An additional source of conflict has been Doctor Aurellan Markalis and the second incarnation of the Emergency Medical Hologram (introduced in the Voyager episode “Message in a Bottle”). While supposedly an upgrade over the Mark One based on the insufferable Dr. Lewis Zimmerman, this one has certain eccentricities (the first words to his new captain are: “What the hell are you doing in my sickbay?”) that drive Markalis to sabotage his program and make it look like a random malfunction. One particular thing to keep in mind, though, with character conflicts is leave some potential for reconciliation or coming to some kind of mutual understanding. While the EMH-Mark III can be just as condescending and sarcastic as the previous versions, Markalis finds this one more tolerable and open to learning from his social blunders. At that point, she becomes his social mentor, friend, and eventual lover.

The conflict between captain and first officer seemed the most volatile at the beginning, with Commander Ronnie Kozar resorting to outright insolence, and even dirty tricks to subvert the captain’s authority. Eventually, the combination of Kozar’s lecturing of his crew and the captain pulling no punches when laying down the law leads to a cessation of hostilities. While no longer conspiring to commit mutiny, Kozar still does not hesitate to point out when he thinks Limis is in the wrong, knowing that while Starfleet respects the chain of command, it does not want officers who will blindly follow orders.

Of great importance to keep in mind is this motley crew can still learn to tolerate each other in reaching their common goal, though it is far from easy. This is often achieved through finding some common ground, seeing in the good qualities in a fellow officer, or realizing the maxim that opposites very often attract. These have formed the basis for the friendships and even romances. Despite their polar opposite personalities–Kozar being highly duty-bound and Morrison being a notorious womanizer–they are like brothers who have each other’s backs. Two of the Year Two romances (Sara-Rebecca and Sh’Aqba-Tarlazzi) have consisted of a rigid-minded duty-bound person who learns from her partner how to loosen up and do things in the spur of the moment once in a while.

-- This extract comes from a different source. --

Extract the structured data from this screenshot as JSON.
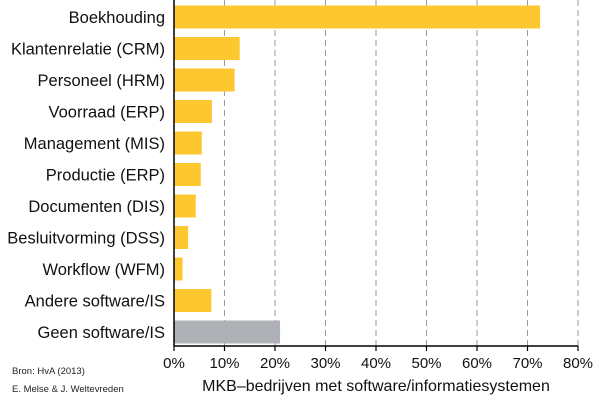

Conceiving of these characters and their interactions with one another has been an experience in learning on the job. Finding certain niches was part of the process of conceiving of the characters, but that was not confined to their shipboard responsibilities. What seemed good in principle very often turned out not to be the case in practice. I had opened Lambda Paz with four characters who were in the engineering department, leading to the question how to best utilize all four of them. This issue was resolved by giving Rebecca Sullivan additional responsibilities (such as shuttle pilot and nightwatch flight controller) and expanding Logan’s role by making him a consultant to all the chief engineers in the Seventh Fleet, allowing more room for sh’Aqba and Tarlazzi to be at the top of the engineering department.

Equal air time is the key to whether or not the regular characters work out (not in the literal sense, though). Does each character provide some worthwhile contribution to the many complex stories and character relationships. If, on the other hand, I start to feel that I’ll have a hard time giving certain characters something worthwhile to contribute in the future, the best course of action is to either write that character out, but leaving some avenue for a return.